Sleeping Beauty Problem

What is the Sleeping Beauty Problem?

The Sleeping Beauty Problem makes us think hard about chances (probability) and what we believe about our place and time in the world (self-locating belief). Imagine a story where someone, called Sleeping Beauty, is in a strange science test.

In this puzzle, made in the year 2000 by a thinker named Adam Elga, Sleeping Beauty signs up for an odd test. On the first day, which is a Sunday, she falls asleep. They then toss a fair coin that can either land on heads or tails. If the coin shows heads, Sleeping Beauty wakes up on Monday. But if the coin shows tails, she wakes up both on Monday and Tuesday. She’s given a medicine each time she wakes up that makes her forget she was awake. This way, she can’t tell if it’s Monday or Tuesday. They tell her about all these steps before the test starts.

The big question of the Sleeping Beauty Problem is: When Sleeping Beauty wakes up during the test and is asked, “What’s the chance that the coin shows heads?” what should she say?

Key Arguments

  • The Thirder Position: People who think this way say that when Sleeping Beauty wakes up, the chance the coin shows heads is 1 out of 3. They explain it this way: There are three possible times she could wake up – Monday with heads, Monday with tails, or Tuesday with tails. Since she doesn’t know which waking up it is, she should think each time is equally possible.
  • The Halfer Position: Others believe the chance of heads is still 1 out of 2, just like it was before she went to sleep. They argue that the coin toss is just one event with two possible outcomes, and it doesn’t matter how many times Sleeping Beauty is woken up, it doesn’t change the first chance.

Both sides have strong reasons, and it’s good to remember that this isn’t just about numbers and chances but also how we deal with not knowing things and the way we see time and ourselves.

Answer or Resolution (if any)

Right now, there’s no answer that everyone agrees on for the Sleeping Beauty Problem. Philosophers are split between Thirders and Halfers, and some have other ideas too. Some suggest a middle answer, others think we might solve it by looking at chance in a new way, and some even wonder if the whole puzzle is set up right.

Some thinkers say we should make the puzzle clearer or change the rules for how Sleeping Beauty makes her guess. But unless we learn something big and new about chance or someone gives a very strong reason that changes most people’s minds, the Sleeping Beauty Problem will probably stay without one answer that everyone thinks is right.

Major Criticism

There’s been some harsh talk about the Sleeping Beauty Problem. Some say it uses chance in the wrong way in situations where it doesn’t fit. Critics think that in cases where we’re trying to figure out where we are or what time it is, regular ideas of chance can’t handle the tricky parts of what we feel or experience. Also, there’s a complaint that the puzzle isn’t clear enough or mixes up different kinds of unsureness – one about a real happening (the coin toss) and one about what a person goes through (the awakening).

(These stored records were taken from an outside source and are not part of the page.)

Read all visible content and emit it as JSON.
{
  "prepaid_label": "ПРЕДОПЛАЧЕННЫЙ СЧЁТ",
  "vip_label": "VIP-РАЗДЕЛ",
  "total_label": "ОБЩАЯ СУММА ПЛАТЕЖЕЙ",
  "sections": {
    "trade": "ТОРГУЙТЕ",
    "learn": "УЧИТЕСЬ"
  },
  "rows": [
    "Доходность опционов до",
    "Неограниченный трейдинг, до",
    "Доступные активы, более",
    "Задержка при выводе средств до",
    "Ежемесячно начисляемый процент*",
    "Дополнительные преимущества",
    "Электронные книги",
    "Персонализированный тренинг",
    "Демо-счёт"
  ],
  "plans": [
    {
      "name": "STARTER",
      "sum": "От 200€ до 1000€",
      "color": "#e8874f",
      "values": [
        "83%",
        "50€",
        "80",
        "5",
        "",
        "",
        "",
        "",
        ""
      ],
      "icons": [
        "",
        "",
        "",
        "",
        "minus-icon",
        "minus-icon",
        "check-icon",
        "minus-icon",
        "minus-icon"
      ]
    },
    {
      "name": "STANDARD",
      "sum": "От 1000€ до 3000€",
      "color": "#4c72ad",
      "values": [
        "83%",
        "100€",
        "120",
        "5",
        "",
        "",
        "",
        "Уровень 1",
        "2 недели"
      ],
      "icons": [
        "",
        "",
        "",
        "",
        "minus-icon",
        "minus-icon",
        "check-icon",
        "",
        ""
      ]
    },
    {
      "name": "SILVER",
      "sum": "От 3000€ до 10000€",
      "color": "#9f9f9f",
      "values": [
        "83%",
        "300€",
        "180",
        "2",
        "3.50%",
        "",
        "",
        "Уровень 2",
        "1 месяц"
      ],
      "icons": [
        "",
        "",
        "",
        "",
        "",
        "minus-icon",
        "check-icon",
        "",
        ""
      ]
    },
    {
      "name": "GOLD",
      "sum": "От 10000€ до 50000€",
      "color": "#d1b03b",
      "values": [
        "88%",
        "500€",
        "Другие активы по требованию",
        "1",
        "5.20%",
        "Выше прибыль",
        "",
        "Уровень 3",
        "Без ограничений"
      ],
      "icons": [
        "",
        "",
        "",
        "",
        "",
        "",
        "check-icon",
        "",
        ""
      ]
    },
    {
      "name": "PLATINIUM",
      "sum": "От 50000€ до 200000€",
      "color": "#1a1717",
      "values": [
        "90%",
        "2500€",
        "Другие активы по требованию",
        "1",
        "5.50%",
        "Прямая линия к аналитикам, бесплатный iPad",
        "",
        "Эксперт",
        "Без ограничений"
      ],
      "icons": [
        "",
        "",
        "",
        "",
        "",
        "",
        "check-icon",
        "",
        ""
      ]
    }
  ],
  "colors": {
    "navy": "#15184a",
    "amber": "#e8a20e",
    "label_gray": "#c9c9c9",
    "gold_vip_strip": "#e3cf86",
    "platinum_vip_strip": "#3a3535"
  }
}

Practical Applications (if any)

  • Anthropic Reasoning: The Sleeping Beauty Problem is useful in “anthropic reasoning.” This is when we think about how the fact that we exist could affect our view of chances. It’s helpful in thinking about big questions in space and deep thoughts, where the place or time someone is in could change the chance of seeing something.
  • Decision Theory: It might help when we need to make decisions without being sure of what will happen, especially when the results have to do with where or when we are, like betting or investing.
  • Artificial Intelligence: Machines that learn from what happens around them or change what they think might be affected by this debate about chances when it comes to where or when we think we are.

Each of these uses of the problem deals with thinking about chances when where or when we are might change what we think chances mean.

Related Topics with Explanations

  • Bayesian Probability: This is a way of thinking about chance that uses past events to guess the chance of something happening in the future. It is closely linked to the Sleeping Beauty Problem because it deals with updating our beliefs as new information comes in.
  • Quantum Mechanics: In the tiny world of atoms and particles, things can happen that are hard to guess. Quantum mechanics sometimes uses ideas like those in the Sleeping Beauty Problem when we try to describe how we see things happen in that world.


The Sleeping Beauty Problem is not just a puzzle; it’s a challenge that makes us question our belief in chance and how we understand ourselves and the world. Whether we agree with Thirders, Halfers, or someone else, this debate is more than just talking – it’s about serious things, like how we make decisions and how we face things we can’t be sure about, wrapped up with our own experiences. For now, the Sleeping Beauty Problem continues to create important discussions among thinkers, and it has big effects on the ways we figure out how to see our place in the big picture. It’s not just about the numbers; it’s about how the things that are sure and set in the outside world connect with the things we feel and experience inside us.